A bull in a china shop – Brexit as a challenge to the Good Friday Agreement
The EU and the UK legal orders possess the necessary flexibility to accommodate such a special status that will respect and protect the unique constitutional status of the region as provided by the Good Friday Agreement. The question is whether the current political elites have the necessary political will as the ones that signed the peace agreement 20 years ago.
By Nikos Skoutaris
20 years ago, the Good Friday/Belfast Agreement (GFA) put an end to the sectarian violence that had plagued Northern Ireland for decades. The GFA highlighted that Northern Ireland is an integral part of the United Kingdom but established its constitutionally recognised right to secede. Such unique constitutional status was ‘accompanied by unusual multi-level governance: regional, north/south and British/Irish.’ In a way, the Agreement embraced politics as the continuation of the conflict of the two communities by other means. The institutions established by the GFA created fora of metaconstitutional debate, a debate as to what type of constitutional vision should prevail.
20 years later, the fragile balance struck by GFA is facing one of its biggest challenges: Brexit. Why is that?
Although the text of the GFA does not include many references to the EU, the late Elizabeth Meehan has explained that EU membership has facilitated the design of the GFA: ‘The sharing of sovereignty within the EU has spilled over into some sharing of sovereignty over Northern Ireland’. In a way, the GFA ‘was premised on the assumption of common policies and interests across a wide range of policy areas’, which the EU membership of both the UK and the Republic of Ireland had secured. In that sense, Brexit puts all three Strands of the GFA at risk of deep fissures. In fact, the December UK-EU Joint Report recognises that ‘the United Kingdom’s withdrawal from the European Union presents a significant and unique challenge in relation to the island of Ireland’ It challenges ‘the narrative of a shared and interdependent Northern Ireland’ and impedes the sharing of sovereignty across the region, since the UK and (by extension) Northern Ireland will no longer be part of the EU. By definition, this situation will change the balance of power in the East-West dimension. At the same time, the EU framework will no longer be providing its much-needed paradigm of power-sharing between the two main communities. One particular danger is that at least part of the segmented post-conflict society of Northern Ireland will not welcome the strengthening of more UK-centric notions of sovereignty that Brexit might lead to.
Finally, the creation of a customs border – at a minimum – will pose a significant threat to the island of Ireland as a single economic area. In particular, such a development ‘would not only require a massive investment by Ireland, as the EU Member State required to enforce the EU external customs border with the UK at this point, but also bring back painful memories of the times of conflict on the island, when the trade border was not only (ab)used for intimidation through its harsh enforcement, but also had a real impact on livelihoods’.
Last summer, the GUE/NGL Parliamentary Group of the European Parliament (EuropeanUnited Left/Nordic Green Left) approached me to write an Independent Opinion about how the future relationship of Northern Ireland with the EU could be structured in order to provide for effective answers to the challenges to all three Strands of the Agreement.

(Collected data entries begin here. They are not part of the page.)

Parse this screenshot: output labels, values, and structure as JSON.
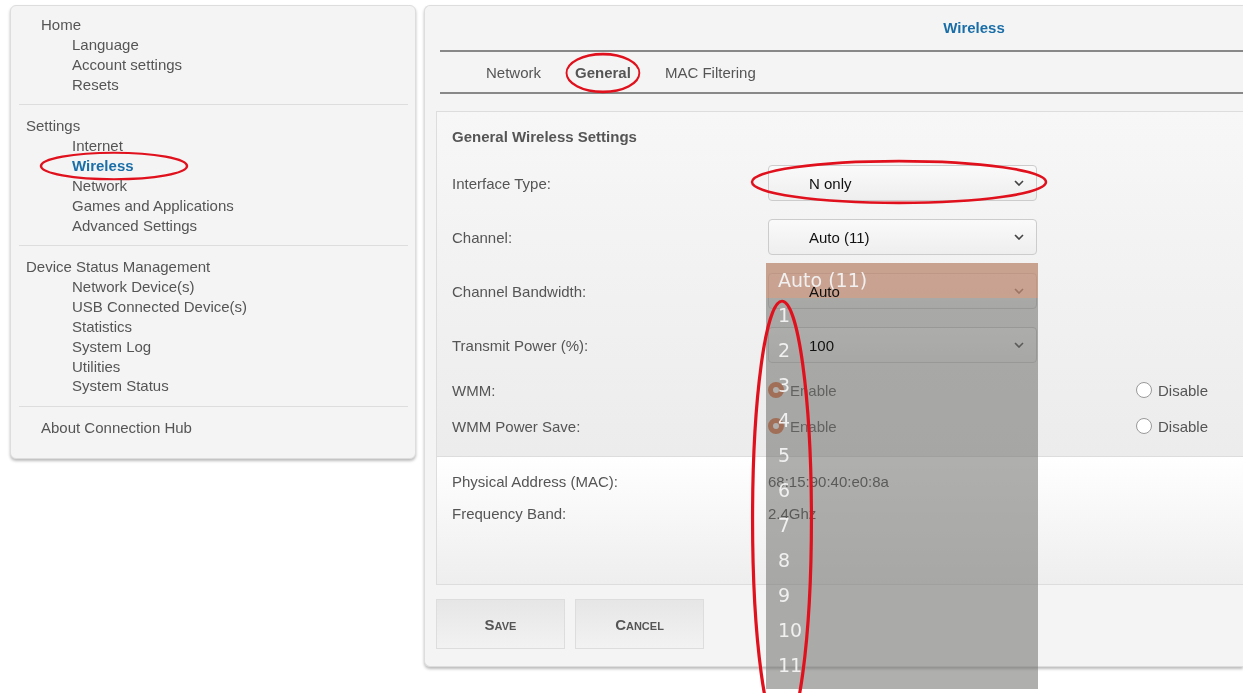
{
  "sidebar": {
    "groups": [
      {
        "kind": "page",
        "label": "Home",
        "items": [
          {
            "label": "Language",
            "selected": false,
            "circled": false
          },
          {
            "label": "Account settings",
            "selected": false,
            "circled": false
          },
          {
            "label": "Resets",
            "selected": false,
            "circled": false
          }
        ]
      },
      {
        "kind": "section",
        "label": "Settings",
        "items": [
          {
            "label": "Internet",
            "selected": false,
            "circled": false
          },
          {
            "label": "Wireless",
            "selected": true,
            "circled": true
          },
          {
            "label": "Network",
            "selected": false,
            "circled": false
          },
          {
            "label": "Games and Applications",
            "selected": false,
            "circled": false
          },
          {
            "label": "Advanced Settings",
            "selected": false,
            "circled": false
          }
        ]
      },
      {
        "kind": "section",
        "label": "Device Status Management",
        "items": [
          {
            "label": "Network Device(s)",
            "selected": false,
            "circled": false
          },
          {
            "label": "USB Connected Device(s)",
            "selected": false,
            "circled": false
          },
          {
            "label": "Statistics",
            "selected": false,
            "circled": false
          },
          {
            "label": "System Log",
            "selected": false,
            "circled": false
          },
          {
            "label": "Utilities",
            "selected": false,
            "circled": false
          },
          {
            "label": "System Status",
            "selected": false,
            "circled": false
          }
        ]
      },
      {
        "kind": "page",
        "label": "About Connection Hub"
      }
    ]
  },
  "main": {
    "title": "Wireless",
    "tabs": [
      {
        "label": "Network",
        "selected": false,
        "circled": false
      },
      {
        "label": "General",
        "selected": true,
        "circled": true
      },
      {
        "label": "MAC Filtering",
        "selected": false,
        "circled": false
      }
    ],
    "section_title": "General Wireless Settings",
    "fields": [
      {
        "kind": "select",
        "label": "Interface Type:",
        "value": "N only",
        "circled": true
      },
      {
        "kind": "select",
        "label": "Channel:",
        "value": "Auto (11)",
        "circled": false
      },
      {
        "kind": "select",
        "label": "Channel Bandwidth:",
        "value": "Auto",
        "circled": false
      },
      {
        "kind": "select",
        "label": "Transmit Power (%):",
        "value": "100",
        "circled": false
      },
      {
        "kind": "radio",
        "label": "WMM:",
        "options": [
          {
            "label": "Enable",
            "selected": true
          },
          {
            "label": "Disable",
            "selected": false
          }
        ]
      },
      {
        "kind": "radio",
        "label": "WMM Power Save:",
        "options": [
          {
            "label": "Enable",
            "selected": true
          },
          {
            "label": "Disable",
            "selected": false
          }
        ]
      }
    ],
    "info": [
      {
        "label": "Physical Address (MAC):",
        "value": "68:15:90:40:e0:8a"
      },
      {
        "label": "Frequency Band:",
        "value": "2.4Ghz"
      }
    ],
    "buttons": [
      "Save",
      "Cancel"
    ],
    "channel_dropdown": {
      "circled": true,
      "options": [
        {
          "label": "Auto (11)",
          "selected": true
        },
        {
          "label": "1",
          "selected": false
        },
        {
          "label": "2",
          "selected": false
        },
        {
          "label": "3",
          "selected": false
        },
        {
          "label": "4",
          "selected": false
        },
        {
          "label": "5",
          "selected": false
        },
        {
          "label": "6",
          "selected": false
        },
        {
          "label": "7",
          "selected": false
        },
        {
          "label": "8",
          "selected": false
        },
        {
          "label": "9",
          "selected": false
        },
        {
          "label": "10",
          "selected": false
        },
        {
          "label": "11",
          "selected": false
        }
      ]
    }
  }
}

The main thesis of the Report (you can download it here) is that the very institutional framework which has been set up by the GFA and is threatened by Brexit can provide for the much-needed imaginative solutions that could solve the current Gordian knot.
In particular, concerning the internal dimension, the future relationship should take into account the principle of consent and the right of self-determination by providing for a legal route for the reintegration of Northern Ireland into the EU, should the majority of the people on both sides of the Irish border so decide in democratic and legally binding referendums. For the North-South dimension, the post-Brexit relationship with the EU should allow for the effective membership of Northern Ireland in the single market and the EU customs union. The easiest and most effective way for this to happen entails the whole UK remaining in the single market and the customs union. Should the UK government insist, however, on the red lines described by Prime Minister May in her speeches in Lancaster House, Florence and Manor House, an arrangement similar to the ‘backstop’ option provided by the draft UK Withdrawal Agreement should be established. At the same time, the North-South institutions could be used to ensure that the voice of Northern Ireland is heard within the EU. Finally, the East-West institutions should be strengthened in order to absorb the tensions that remaining in the single market might cause to Northern Ireland’s economic integration with the rest of the UK.
The EU and the UK legal orders possess the necessary flexibility to accommodate such a special status that will respect and protect the unique constitutional status of the region as provided by the GFA. The question is whether the current political elites have the necessary political will as the ones that signed the peace agreement 20 years ago.
An earlier version of this article was published in the Political Studies Association Blog on 10 April 2018.
Dr Nikos Skoutaris, University of East Anglia, has written extensively on this subject and has just produced an Independent Opinion for the GUE/NGL Group of the European Parliament on a Special Designated Status for Northern Ireland post-Brexit.